When War Room last checked in on Al Franken, he was the guy who wouldn't be running for the U.S. Senate in 2006 but would be thinking about a race in 2008. When Franken announced in February that he wouldn't run for the seat being vacated by Minnesota Democrat Mark Dayton, he was pretty clear that he was holding open the possibility of running against Norm Coleman in 2008. Noting that he grew up in Minnesota but doesn't live there now, Franken said: "If I go in 2008, you're going to see me moving back there, and you're going to see me moving the show back there."
If those are the tea leaves to watch, it's sure looking like Franken is going to run. As David Paul Kuhn reports in Salon today, Franken is buying an apartment in Minneapolis and moving his Air America radio show to the Twin Cities. Franken is still a little cagey about his ambitions, but only a little. "I can tell you honestly, I don't know if I'm going to run," he says. "But I'm doing the stuff I need to do, in order to do it."

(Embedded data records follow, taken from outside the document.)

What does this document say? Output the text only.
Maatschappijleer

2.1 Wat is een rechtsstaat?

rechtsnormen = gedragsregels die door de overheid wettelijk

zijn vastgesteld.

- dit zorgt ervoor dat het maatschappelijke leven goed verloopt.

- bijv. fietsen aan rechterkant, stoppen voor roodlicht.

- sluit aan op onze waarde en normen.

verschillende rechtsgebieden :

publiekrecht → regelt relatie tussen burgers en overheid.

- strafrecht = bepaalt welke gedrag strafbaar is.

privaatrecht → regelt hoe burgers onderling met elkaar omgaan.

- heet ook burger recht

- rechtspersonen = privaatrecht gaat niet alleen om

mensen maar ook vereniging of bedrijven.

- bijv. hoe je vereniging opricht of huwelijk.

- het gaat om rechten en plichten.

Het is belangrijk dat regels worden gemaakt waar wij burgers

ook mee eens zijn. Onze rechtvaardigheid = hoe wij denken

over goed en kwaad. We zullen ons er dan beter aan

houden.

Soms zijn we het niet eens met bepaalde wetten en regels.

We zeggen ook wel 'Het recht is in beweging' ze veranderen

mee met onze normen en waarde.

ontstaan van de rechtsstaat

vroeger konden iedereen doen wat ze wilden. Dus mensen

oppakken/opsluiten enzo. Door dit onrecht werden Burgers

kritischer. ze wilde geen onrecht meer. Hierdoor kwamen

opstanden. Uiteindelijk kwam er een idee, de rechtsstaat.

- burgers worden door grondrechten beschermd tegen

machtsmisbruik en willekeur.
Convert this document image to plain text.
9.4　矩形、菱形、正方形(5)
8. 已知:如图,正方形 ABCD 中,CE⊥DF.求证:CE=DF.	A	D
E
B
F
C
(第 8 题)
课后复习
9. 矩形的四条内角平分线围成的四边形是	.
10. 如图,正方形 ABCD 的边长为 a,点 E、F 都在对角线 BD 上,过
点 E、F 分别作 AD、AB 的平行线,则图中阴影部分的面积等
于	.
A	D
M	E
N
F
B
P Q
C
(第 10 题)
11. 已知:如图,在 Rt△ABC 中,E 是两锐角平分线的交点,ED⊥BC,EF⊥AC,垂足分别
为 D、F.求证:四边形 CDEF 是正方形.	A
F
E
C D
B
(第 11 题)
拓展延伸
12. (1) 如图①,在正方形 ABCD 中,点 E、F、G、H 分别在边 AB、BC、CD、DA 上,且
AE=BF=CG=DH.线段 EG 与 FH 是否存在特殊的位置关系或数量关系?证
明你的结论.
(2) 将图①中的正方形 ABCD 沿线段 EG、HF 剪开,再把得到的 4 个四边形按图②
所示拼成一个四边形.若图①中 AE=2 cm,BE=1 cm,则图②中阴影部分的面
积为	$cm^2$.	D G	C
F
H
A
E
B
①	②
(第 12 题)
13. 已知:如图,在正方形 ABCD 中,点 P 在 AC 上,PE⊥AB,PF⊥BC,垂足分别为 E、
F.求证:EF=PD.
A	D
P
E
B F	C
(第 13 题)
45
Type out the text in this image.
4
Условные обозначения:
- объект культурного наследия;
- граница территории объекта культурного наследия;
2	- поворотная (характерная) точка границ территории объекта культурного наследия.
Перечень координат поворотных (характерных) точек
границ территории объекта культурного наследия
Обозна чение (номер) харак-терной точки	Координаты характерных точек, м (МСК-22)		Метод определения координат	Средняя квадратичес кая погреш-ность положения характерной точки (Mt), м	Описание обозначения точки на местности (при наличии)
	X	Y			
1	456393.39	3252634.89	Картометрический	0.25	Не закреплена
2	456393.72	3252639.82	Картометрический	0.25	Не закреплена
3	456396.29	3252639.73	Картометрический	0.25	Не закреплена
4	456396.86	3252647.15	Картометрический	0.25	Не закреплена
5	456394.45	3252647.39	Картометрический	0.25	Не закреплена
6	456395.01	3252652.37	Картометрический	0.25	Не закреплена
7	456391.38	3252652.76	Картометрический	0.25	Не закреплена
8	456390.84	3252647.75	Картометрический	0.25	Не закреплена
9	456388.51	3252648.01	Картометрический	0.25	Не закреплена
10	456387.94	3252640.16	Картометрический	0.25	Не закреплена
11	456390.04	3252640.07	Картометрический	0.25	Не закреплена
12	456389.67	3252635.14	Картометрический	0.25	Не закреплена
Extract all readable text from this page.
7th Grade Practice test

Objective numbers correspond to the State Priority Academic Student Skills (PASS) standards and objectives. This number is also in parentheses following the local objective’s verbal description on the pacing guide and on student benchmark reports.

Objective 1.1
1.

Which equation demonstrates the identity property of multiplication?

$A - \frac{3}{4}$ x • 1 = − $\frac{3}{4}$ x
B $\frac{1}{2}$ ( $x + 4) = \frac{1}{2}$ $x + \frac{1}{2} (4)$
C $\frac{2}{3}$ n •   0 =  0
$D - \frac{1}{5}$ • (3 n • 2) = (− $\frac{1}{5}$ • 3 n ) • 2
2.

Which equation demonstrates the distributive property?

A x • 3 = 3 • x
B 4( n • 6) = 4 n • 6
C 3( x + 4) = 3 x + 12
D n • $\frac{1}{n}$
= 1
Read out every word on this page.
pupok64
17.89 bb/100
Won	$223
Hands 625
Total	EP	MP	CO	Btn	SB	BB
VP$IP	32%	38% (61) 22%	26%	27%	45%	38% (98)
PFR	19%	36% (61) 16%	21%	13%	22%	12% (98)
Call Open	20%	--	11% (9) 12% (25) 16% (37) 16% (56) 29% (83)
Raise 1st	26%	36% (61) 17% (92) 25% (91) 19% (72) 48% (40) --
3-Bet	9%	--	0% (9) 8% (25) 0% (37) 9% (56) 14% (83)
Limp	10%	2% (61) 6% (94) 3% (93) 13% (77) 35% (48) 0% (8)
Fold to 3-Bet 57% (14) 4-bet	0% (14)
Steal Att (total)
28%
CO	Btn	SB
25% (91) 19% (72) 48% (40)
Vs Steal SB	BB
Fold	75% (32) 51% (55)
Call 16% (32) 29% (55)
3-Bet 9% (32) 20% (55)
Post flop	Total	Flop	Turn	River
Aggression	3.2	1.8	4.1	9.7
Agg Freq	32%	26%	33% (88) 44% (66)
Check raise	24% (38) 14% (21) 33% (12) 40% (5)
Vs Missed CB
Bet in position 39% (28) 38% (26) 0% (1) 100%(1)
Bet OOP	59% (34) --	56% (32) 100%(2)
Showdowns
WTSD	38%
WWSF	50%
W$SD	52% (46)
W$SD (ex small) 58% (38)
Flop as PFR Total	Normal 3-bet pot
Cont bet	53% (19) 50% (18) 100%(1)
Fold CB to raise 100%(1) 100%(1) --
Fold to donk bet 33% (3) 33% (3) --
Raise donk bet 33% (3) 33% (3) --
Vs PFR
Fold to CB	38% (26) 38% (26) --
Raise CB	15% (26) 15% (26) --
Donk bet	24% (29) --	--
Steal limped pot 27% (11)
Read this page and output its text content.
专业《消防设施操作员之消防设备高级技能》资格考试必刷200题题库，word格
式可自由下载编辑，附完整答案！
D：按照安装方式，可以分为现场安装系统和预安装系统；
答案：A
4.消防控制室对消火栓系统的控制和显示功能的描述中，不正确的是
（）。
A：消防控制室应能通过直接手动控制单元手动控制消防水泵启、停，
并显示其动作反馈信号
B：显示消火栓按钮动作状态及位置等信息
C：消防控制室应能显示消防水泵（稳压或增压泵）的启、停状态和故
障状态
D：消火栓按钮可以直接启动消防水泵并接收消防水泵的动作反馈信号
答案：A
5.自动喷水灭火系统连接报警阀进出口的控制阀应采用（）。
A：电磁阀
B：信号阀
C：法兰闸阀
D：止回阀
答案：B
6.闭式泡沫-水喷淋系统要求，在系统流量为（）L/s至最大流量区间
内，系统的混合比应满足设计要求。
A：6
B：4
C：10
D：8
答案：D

Democrats inside and outside Minnesota are excited by the idea; Joe Trippi says a Franken campaign would be a lot like Howard Dean's because he's "really somebody" who could get people involved -- and contributing money -- from all over the country. But the last entertainer to make a political splash in the Land of 10,000 Lakes doesn't seem so impressed. "People love to compare themselves to what I did," Jesse Ventura tells Kuhn. They did it with Schwarzenegger in California. He's just another Republican. . . . Al Franken would be just another Democrat."